El correlato del yo cartesiano en el
arte, vía Rousseau, fue la figura del
genio. Este yo estético también saltó por los aires. Primero fue Keats con su
crítica a la figura del poeta, después tanto Pessoa como Machado dieron la
puntilla a ese yo romántico, creador y unívoco.
Cuando Gertrude Stein mostró su
descontento por el retrato que Picasso le había hecho, el artista le respondió
solemnemente: “No te pongas así, mujer; ahora no pareces mucho, pero ya te
parecerás”. Félix de Azúa en su Diccionario de las artes, desarrollando
ideas de Baudelaire , apunta, en entrada “Caricatura”, que “la caricatura es el modo dominante de la
expresión artística del siglo XX”. El carácter de la representación viene dado
por la impronta de la caricatura, esto es lo que marca su relación con la
subjetividad disuelta. “Una nueva `semejanza´ cuya verdad no está en la Idea,
ni en el sujeto representable, ni en el objeto representado. Está sólo en la
propia y autónoma pintura. La distancia entre el modelo y la copia se vuelve
infinita (...): el infinito de la caricatura es un infinito negativo. El modelo
debe hacer todo lo posible para asemejarse a su caricatura”. Por tanto, la
representación se vuelve autónoma en la época de las vanguardias, se vuelve
autosuficiente con respecto a la subjetividad representada. Es más, la
representación se vuelve el sostén, la articulación y la arquitectura de un
sujeto que se ha desfondado. Con Picasso se entra en un paradigma radicalmente
contrario al que veíamos en Rembrandt. Si con el último, la representación
adquiría realidad por su apelación a la subjetividad absoluta, con Picasso y
las vanguardias, es la representación absoluta lo que confiere realidad a un yo
disuelto.
Para terminar, lo juro, sólo queda
un paso. En la época del arte postvanguardista, la representación ha perdido su
carácter absoluto, su pretensión de verdad se ha ido disolviendo. La caricatura
se ha quedado solamente con su forma negativa, una máscara desenmascarada, y
nada más. La subjetividad se ha hecho líquida, débil, pero lo mismo le ha
ocurrido a la representación. Ninguna otorga realidad a la otra, y, sin
embargo, en su nulidad, una se apoya en la otra, en su debilidad, una permite
el acontecer, ese acceso de realidad, a la otra.

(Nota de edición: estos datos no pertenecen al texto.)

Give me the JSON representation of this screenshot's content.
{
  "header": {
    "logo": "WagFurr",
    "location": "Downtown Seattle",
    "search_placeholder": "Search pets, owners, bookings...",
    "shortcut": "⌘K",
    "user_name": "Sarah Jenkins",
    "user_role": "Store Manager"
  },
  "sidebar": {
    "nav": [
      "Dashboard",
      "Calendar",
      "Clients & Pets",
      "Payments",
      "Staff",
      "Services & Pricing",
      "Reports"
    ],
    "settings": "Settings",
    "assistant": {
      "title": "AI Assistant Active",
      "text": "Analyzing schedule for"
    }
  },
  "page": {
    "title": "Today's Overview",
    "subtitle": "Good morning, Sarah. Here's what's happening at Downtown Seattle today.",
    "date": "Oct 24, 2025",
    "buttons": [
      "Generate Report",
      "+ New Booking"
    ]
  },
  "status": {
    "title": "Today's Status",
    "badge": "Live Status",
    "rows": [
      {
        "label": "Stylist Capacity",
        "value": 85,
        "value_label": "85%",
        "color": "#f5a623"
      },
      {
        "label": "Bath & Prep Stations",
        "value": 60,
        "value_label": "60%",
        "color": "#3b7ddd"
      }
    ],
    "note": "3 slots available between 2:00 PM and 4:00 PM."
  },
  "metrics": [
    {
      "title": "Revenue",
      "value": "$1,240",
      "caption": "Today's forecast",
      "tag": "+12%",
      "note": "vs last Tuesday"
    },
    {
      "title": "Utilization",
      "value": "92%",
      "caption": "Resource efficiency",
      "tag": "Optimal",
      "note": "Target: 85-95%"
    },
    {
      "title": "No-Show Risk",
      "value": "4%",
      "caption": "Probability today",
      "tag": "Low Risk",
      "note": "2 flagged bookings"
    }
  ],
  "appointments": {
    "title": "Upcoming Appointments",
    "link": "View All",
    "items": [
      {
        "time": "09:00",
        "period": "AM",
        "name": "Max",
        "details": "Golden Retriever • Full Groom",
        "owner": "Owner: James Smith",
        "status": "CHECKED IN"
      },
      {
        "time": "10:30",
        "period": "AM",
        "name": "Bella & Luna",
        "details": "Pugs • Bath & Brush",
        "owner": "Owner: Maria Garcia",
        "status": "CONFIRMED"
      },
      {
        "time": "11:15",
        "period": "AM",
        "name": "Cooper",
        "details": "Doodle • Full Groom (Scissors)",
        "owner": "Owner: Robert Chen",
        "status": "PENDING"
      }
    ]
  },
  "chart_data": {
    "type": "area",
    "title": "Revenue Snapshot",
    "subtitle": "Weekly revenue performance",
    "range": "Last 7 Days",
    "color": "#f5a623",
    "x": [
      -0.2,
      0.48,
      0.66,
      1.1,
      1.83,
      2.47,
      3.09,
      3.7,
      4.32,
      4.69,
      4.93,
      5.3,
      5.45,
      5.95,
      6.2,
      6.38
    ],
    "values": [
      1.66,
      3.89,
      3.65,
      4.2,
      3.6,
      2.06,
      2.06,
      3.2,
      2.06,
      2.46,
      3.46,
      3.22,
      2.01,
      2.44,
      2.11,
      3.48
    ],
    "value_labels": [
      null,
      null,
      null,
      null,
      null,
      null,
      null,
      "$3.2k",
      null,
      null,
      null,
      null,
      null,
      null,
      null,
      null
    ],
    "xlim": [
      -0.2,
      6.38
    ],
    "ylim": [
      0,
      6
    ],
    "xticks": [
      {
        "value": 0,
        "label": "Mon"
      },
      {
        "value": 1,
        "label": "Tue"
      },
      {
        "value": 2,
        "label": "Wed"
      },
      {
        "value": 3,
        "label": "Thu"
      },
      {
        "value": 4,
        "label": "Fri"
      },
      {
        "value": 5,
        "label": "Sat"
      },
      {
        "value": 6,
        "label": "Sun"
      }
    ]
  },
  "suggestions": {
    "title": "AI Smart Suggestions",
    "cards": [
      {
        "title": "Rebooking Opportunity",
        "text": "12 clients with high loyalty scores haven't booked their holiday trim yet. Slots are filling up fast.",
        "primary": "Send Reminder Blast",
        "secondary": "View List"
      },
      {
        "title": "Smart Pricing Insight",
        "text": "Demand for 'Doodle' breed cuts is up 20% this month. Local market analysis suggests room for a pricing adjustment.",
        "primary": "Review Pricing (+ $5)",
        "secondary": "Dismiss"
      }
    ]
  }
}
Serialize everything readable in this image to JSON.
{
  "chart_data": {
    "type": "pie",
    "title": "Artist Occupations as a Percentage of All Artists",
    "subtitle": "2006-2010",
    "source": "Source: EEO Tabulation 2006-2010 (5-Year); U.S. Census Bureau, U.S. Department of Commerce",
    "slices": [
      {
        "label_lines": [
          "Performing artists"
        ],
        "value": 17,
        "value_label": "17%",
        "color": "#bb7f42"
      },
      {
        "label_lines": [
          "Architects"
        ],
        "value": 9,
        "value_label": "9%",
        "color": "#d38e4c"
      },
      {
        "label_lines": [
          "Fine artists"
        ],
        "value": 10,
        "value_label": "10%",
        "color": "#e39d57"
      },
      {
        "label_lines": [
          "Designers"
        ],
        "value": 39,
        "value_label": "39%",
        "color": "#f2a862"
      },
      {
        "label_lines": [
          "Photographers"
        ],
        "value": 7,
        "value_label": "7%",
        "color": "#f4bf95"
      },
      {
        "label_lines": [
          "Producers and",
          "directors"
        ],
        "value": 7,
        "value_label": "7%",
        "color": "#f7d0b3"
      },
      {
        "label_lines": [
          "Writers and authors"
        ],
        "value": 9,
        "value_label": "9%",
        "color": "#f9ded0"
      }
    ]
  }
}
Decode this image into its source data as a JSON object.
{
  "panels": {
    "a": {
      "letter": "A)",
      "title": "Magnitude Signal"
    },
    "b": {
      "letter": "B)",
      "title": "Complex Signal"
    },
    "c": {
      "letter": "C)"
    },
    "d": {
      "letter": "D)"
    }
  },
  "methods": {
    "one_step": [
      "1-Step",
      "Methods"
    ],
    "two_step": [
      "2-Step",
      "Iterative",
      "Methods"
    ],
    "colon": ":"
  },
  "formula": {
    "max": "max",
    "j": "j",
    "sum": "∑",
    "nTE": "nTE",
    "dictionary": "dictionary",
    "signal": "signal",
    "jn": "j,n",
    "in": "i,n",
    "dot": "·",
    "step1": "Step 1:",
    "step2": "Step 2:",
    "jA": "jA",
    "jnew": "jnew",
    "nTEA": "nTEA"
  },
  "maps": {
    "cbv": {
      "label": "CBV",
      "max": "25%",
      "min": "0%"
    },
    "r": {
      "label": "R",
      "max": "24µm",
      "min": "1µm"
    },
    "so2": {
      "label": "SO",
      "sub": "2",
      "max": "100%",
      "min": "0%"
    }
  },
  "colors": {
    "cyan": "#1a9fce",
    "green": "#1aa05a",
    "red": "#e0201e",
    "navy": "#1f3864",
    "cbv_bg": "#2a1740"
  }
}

Con todo esto a nuestras espaldas,
miro de nuevo a Giovanna. Al igual que en nosotros, veo una subjetividad que se
dispersa en sus experiencias, que no tiene solidez ni robustez; al igual que en
nuestro tiempo, veo una representación sin pretensiones de verdad, solo buen oficio, un buen saber hacer. Veo el cuadro y me acuerdo de Marlow
y de Lord Jim, y creo poder decir: Bienvenida, Giovanna, eres una de los nuestros.